Date: 31 July 2023
Australia’s headline unemployment rate remained virtually unchanged at 3.5% in June, with the number of people employed increasing by 32,600, the number unemployed down 10,860 and the participation rate steady at 66.8%. That’s good news, of course, but it underscores some of the several challenges a tight labour market creates and leaves us wondering if the nation is beginning to suffer from its very low unemployment rate.
The ‘narrow path to a soft landing’ for the total economy may have become wider with the employment data for June showing this continued strength. Despite twelve increases in official interest rates to curb swingeing inflation, employment has yet to take the traditional hit. As James Thomson wrote in the AFR, that fact is providing households with the capacity to cover the costs of otherwise disastrous inflation.
Forecasts from the RBA expect inflation to move back within the target band of 2-3% per annum by early 2025, with unemployment forecast to increase to 4.5% in conjunction. It’s a kind of binary loved by central bankers, like a law of economic physics where ‘every action has an equal and opposite reaction’.
Ultimately, the outlook for unemployment will depend on the strength of the economy and whether further interest rate rises are needed for inflation to return to the target band within a timeframe that continues to keep inflationary expectations and outcomes anchored. But if inflation can land on the runway of the target band in an orderly manner, perhaps unemployment will not rise significantly.
If unemployment does rise on the journey to lower inflation, the response would be po-faced, along the lines of ‘inflation is lower, these are the consequences, the rob Peter to pay Paul binary is confirmed’.

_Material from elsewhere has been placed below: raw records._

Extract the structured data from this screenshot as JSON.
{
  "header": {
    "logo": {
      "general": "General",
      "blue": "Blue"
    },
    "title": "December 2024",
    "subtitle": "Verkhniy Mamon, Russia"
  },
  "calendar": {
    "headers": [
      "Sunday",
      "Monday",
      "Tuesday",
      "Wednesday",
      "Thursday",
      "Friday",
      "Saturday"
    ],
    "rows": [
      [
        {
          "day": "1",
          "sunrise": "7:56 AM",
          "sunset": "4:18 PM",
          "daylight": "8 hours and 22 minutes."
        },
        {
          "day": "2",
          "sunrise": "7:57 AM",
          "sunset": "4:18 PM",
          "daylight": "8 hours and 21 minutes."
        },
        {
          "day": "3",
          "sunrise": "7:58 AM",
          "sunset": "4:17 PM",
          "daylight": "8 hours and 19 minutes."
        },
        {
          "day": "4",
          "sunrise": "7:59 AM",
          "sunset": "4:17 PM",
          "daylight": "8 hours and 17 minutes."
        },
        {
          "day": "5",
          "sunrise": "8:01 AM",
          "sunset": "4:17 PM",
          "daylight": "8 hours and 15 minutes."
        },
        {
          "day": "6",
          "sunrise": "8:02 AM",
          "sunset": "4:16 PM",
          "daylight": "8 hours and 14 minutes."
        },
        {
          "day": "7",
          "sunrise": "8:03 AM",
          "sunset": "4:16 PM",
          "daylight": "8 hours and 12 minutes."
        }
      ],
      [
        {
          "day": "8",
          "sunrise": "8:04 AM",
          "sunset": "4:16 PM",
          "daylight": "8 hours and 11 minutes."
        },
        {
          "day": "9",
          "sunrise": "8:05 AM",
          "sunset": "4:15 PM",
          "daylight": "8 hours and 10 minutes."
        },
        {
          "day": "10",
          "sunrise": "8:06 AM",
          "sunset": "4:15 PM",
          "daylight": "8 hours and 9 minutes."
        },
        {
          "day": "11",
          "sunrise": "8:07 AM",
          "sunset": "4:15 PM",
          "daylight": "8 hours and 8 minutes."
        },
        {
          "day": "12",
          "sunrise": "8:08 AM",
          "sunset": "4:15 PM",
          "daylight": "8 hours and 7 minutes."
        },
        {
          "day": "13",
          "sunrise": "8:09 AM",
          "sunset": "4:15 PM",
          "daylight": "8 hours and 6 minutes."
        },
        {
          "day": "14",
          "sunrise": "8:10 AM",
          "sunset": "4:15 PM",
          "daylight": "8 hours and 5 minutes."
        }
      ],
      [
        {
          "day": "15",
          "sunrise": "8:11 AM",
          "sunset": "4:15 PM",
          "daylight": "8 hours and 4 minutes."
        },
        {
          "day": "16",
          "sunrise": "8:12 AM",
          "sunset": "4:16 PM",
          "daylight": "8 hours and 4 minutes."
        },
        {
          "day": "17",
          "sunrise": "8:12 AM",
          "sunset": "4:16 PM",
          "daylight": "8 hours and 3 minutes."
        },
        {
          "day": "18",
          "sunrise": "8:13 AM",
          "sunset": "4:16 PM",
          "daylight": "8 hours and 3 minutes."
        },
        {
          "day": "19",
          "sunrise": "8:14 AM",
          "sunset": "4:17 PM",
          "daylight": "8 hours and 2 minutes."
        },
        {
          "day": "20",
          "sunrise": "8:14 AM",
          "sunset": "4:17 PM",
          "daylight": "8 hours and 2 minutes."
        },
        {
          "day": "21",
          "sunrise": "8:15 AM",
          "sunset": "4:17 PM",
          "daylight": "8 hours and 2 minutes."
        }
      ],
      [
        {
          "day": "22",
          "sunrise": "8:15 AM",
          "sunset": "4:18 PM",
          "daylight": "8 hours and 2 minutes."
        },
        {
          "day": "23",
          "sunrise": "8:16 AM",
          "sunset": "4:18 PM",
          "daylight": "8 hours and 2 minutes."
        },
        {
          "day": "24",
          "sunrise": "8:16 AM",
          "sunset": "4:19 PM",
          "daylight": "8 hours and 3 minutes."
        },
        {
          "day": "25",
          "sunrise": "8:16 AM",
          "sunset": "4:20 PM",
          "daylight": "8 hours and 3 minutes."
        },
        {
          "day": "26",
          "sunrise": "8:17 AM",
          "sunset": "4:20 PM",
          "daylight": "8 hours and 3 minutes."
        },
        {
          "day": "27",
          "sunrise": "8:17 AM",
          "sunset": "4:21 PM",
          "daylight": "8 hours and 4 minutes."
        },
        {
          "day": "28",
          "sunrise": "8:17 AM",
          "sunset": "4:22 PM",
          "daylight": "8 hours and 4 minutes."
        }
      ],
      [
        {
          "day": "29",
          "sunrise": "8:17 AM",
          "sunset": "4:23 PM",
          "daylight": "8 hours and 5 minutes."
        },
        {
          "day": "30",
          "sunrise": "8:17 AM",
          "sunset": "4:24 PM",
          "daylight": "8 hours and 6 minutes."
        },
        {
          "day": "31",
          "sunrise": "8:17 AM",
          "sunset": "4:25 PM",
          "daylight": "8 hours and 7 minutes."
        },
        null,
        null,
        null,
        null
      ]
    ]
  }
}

Yes, well maybe, but right now, productivity has crashed as we observe in the next item in Stats Count. There is much to say about productivity, but essentially it is a measure of how effectively the economy deploys its assets. What that probably means right now is Australia is thrusting all available labour at tasks and at the margin, doing so with little or no regard for whether that is the right approach.
Much of this is by necessity, sectors of the timber building products industry report that while they wait for new equipment to arrive, they have employed additional people to do jobs that will shortly be replaced by automated lines, for example. That is not the most productive use of the available workforce, soaking up labour instead of deploying capital.
Marginal churn in the labour market is also an issue right now. People starting jobs only to quit them the next day or week for something better is entirely reasonable from a personal standpoint. Especially when the jobs may have limited career prospects. For the nation however, that friction of labour movement or churn is entirely unproductive, adding to the productivity woes.
Reflecting the tight labour market, hours worked increased 4.7% over the past 12 months, outpacing the 3.0% increase in employment suggesting demand for labour is continuing to be met to a large extent by people working more hours. Unsurprising given that data, Australia now has 70.2% of employed people in full time work, the highest level in more than a decade.
Similarly, underemployment, which is defined as the sum of those who are unemployed and those underemployed (employed but seeking more work), was steady at 6.4%. That feeds into a labour market underutilisation rate of 9.9%, a level around which this important measure has hovered for most of the last year.
Labour market underutilisation is important. It tells us that while our unemployment rate is low, and despite the fact the nation is not using its deployed labour as effectively as it might – the productivity story coming up next! – it still needs to do better to ensure it utilises all the available labour effectively.
That’s no easy feat because far from ‘giving everyone a job’, the economy would need to have available work needing to be done, systems (often called businesses) to do that work, and all the inputs, materials and supplies needed to get that work done.